One of my favorite jobs was to restock the macrobiotic section. I had never heard of any of these strange foods before, but was intrigued by the large wooden vats of miso and the tofu blocks floating in large plastic buckets. We were the only place in town that carried tofu retail, and we did a pretty high volume on the Saturday mornings I worked there. The macrobiotic way became my new lifestyle, and was really my first formal introduction to eating local foods on purpose. In macrobiotics, it is always better to eat local, both in place (especially latitudinally) and in time. (Of course, it was also OK to eat any kind of food from Japan.) I really warmed up to the idea of eating locally and seasonally, with whole foods. The co-op made it easy for me. All the foods and produce selections were labeled with place of origin, and if they were grown organically or transitionally. I enjoyed making the new signs when we started carrying a new product or vegetable.
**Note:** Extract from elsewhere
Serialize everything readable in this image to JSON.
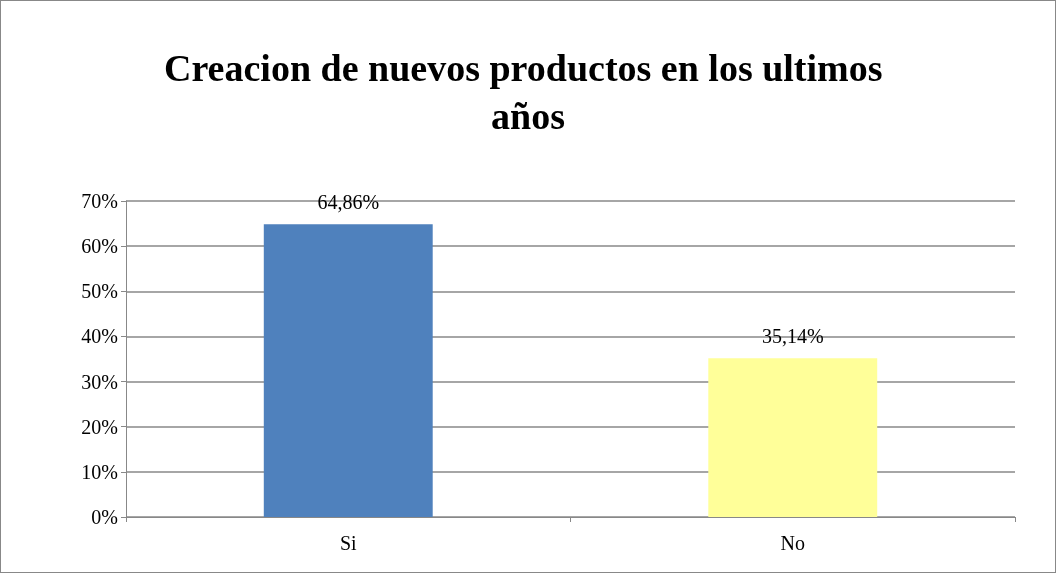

When I got to California, macrobiotics didn’t survive the move. Somehow it didn’t seem right to shun certain tropical foods that were growing like weeds in my backyard. What worked in the cold Northeast wasn’t working as well in our Mediterranean climate. I started eating tomatoes, peppers and the citrus fruits that my neighbors gave me. But I never did give up my love of seasonal eating or my favorite comfort food, miso soup.